I saw The Crucible at The Old Vic this week. It was – wow.
I’d seen the film, a long time ago now, but it didn’t really stay with me at all (no, not even Daniel Day Lewis), but this might. Generally when I’m at theatre I can process things as they go along, my brain keeping up with my emotions – but not in this.
Apparently nothing makes me more angry and frustrated right now than watching people unable to get the system to hear them. And so watching John Proctor, with Corey and Nurse, trying to argue their case against Rev. Hale and the judges in the court but not getting anywhere – not being allowed to get anywhere – had me ready to punch the walls.
There was nowhere to go, no way to fight or argue, no place to channel the rage that rolls up against the rhetoric and religion of the court. The illogic of the court is so logical, their authority so certain, so unable to brook criticism lest the whole thing crumble that everything must burn instead…
Danforth: Now hear me, and beguile yourselves no more. I will not receive a single plea for pardon or postponement. Them that will not confess will hang. Twelve are already executed; the names of these seven are given out, and the village expects to see them die at dawn.

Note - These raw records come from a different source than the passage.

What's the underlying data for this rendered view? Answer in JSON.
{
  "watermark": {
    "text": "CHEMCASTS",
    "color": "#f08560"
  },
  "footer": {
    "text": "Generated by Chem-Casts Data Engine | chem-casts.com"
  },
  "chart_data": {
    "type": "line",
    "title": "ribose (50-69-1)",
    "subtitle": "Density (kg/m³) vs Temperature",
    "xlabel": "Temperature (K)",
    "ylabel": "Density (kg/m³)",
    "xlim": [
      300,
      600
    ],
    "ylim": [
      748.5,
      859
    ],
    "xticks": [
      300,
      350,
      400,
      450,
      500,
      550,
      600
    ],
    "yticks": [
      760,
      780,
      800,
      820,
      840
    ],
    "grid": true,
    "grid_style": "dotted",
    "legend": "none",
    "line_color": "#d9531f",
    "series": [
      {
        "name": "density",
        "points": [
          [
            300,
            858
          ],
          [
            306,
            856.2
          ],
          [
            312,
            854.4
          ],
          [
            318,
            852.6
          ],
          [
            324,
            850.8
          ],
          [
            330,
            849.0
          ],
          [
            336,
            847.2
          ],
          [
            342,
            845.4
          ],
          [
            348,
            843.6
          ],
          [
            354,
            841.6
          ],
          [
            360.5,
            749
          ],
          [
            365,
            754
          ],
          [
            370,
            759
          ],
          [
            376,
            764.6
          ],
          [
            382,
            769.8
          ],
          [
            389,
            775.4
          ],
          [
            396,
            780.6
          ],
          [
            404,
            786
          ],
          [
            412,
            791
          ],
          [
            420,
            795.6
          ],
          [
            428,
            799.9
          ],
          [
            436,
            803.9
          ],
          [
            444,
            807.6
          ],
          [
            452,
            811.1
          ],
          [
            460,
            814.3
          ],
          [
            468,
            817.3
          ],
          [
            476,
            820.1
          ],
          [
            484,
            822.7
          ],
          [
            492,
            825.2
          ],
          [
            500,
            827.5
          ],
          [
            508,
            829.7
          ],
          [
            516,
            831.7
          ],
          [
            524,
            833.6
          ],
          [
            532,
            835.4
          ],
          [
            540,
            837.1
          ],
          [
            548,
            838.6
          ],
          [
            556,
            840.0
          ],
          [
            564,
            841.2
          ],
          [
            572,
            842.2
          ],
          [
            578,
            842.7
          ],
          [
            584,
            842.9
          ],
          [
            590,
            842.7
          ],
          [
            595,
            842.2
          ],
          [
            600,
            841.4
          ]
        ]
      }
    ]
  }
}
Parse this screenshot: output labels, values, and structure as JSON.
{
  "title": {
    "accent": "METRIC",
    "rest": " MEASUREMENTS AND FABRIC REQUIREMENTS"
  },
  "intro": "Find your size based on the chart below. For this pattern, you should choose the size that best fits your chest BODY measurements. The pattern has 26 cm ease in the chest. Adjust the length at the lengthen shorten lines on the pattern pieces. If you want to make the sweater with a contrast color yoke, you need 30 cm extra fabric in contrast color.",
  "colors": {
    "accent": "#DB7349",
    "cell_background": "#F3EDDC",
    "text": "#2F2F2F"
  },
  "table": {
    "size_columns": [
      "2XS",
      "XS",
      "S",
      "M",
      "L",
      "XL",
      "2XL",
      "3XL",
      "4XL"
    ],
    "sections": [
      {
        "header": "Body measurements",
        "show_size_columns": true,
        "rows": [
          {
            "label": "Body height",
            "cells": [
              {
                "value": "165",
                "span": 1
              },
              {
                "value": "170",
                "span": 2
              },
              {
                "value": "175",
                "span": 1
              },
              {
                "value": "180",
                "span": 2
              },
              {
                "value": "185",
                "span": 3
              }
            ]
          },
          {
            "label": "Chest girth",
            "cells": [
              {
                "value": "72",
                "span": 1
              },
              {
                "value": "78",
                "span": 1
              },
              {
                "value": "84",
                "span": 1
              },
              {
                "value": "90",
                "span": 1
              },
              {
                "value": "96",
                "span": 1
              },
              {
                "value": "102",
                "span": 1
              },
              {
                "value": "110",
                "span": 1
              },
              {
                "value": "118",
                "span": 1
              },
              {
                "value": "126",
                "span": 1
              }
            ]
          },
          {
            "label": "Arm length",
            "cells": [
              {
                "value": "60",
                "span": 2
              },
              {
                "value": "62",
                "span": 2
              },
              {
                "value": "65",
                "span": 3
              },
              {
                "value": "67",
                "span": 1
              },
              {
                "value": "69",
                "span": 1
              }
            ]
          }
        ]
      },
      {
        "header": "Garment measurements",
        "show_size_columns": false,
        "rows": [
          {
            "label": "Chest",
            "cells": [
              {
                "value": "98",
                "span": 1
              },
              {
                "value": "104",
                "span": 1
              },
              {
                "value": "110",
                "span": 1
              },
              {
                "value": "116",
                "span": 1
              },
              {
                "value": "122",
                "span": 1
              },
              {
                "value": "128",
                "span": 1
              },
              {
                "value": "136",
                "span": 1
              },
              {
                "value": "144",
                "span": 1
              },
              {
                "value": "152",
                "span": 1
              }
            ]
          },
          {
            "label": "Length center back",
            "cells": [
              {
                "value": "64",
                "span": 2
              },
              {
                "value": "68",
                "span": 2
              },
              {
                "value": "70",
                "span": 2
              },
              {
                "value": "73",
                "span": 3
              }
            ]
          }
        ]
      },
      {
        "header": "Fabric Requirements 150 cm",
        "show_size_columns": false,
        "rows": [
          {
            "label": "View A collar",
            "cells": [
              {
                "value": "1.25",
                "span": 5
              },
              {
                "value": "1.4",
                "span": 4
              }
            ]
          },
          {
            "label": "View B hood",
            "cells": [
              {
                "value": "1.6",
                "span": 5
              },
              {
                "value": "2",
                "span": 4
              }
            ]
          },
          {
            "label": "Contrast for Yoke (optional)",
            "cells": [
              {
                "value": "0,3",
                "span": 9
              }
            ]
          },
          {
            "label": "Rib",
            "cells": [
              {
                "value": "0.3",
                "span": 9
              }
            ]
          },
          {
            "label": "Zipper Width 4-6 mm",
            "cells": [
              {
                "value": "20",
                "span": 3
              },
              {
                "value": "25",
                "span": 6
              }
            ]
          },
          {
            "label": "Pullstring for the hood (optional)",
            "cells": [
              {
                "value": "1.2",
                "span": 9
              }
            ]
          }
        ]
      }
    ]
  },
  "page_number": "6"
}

Postponement, now, speaks a… a floundering on my part; reprieve or pardon must cast doubt upon the guilt of them that died till now
(The Crucible, Act II, Scene 3)
It drove me mad. (And that, of course, is the point of really good art, because chances are that unless I am extremely unfortunate I am extremely unlikely to ever be in such a situation myself – it could happen, I know, but the odds are in my favour against it – and therefore, something like The Crucible is necessary for empathy-related reasons: this is where I get to experience that frustration and powerlessness).
But, oddly, it drove me mad less because of the politics – because of course The Crucible when it was written was about the politics of America in the 1950s more than it was about the religion of New England in the 1690s – than because of the religion. And not because I felt the play was getting it wrong or being unfair to Christianity – but because it felt like it was getting it right.
That refusal to admit questioning of the recognised authority, however well earned that position of authority might originally have been; that refusal to admit to having gotten it wrong, however well-intentioned the desire not to weaken the body you’re a member of; that suffocating sense of conformity – on the young women of Salem, who from the very start are left with little option but double-down on their accusations in order to survive, and on Proctor, the heir of the non-conformists who left England to escape the conformity and authority of the Church of England only to find it inescapable. It all just felt familiar.
It felt like watching people who are seeking to hold you accountable – because you want to be accountable – also reserving the right to be your judges, because they have that authority. It felt like trying to stand in front of the system and arguing that it is all so much more complicated than the system will allow, that people are richer and deeper that this, that the world isn’t static. None of this was about any particular situation. It touched no raw nerve endings. But somewhere, deep inside, I felt it, and instinctively responded against it. And now it’s lodged in.
Is this what religion is? Maybe in the end it is. I don’t think it’s what faith is – but I worry it’s what it can become.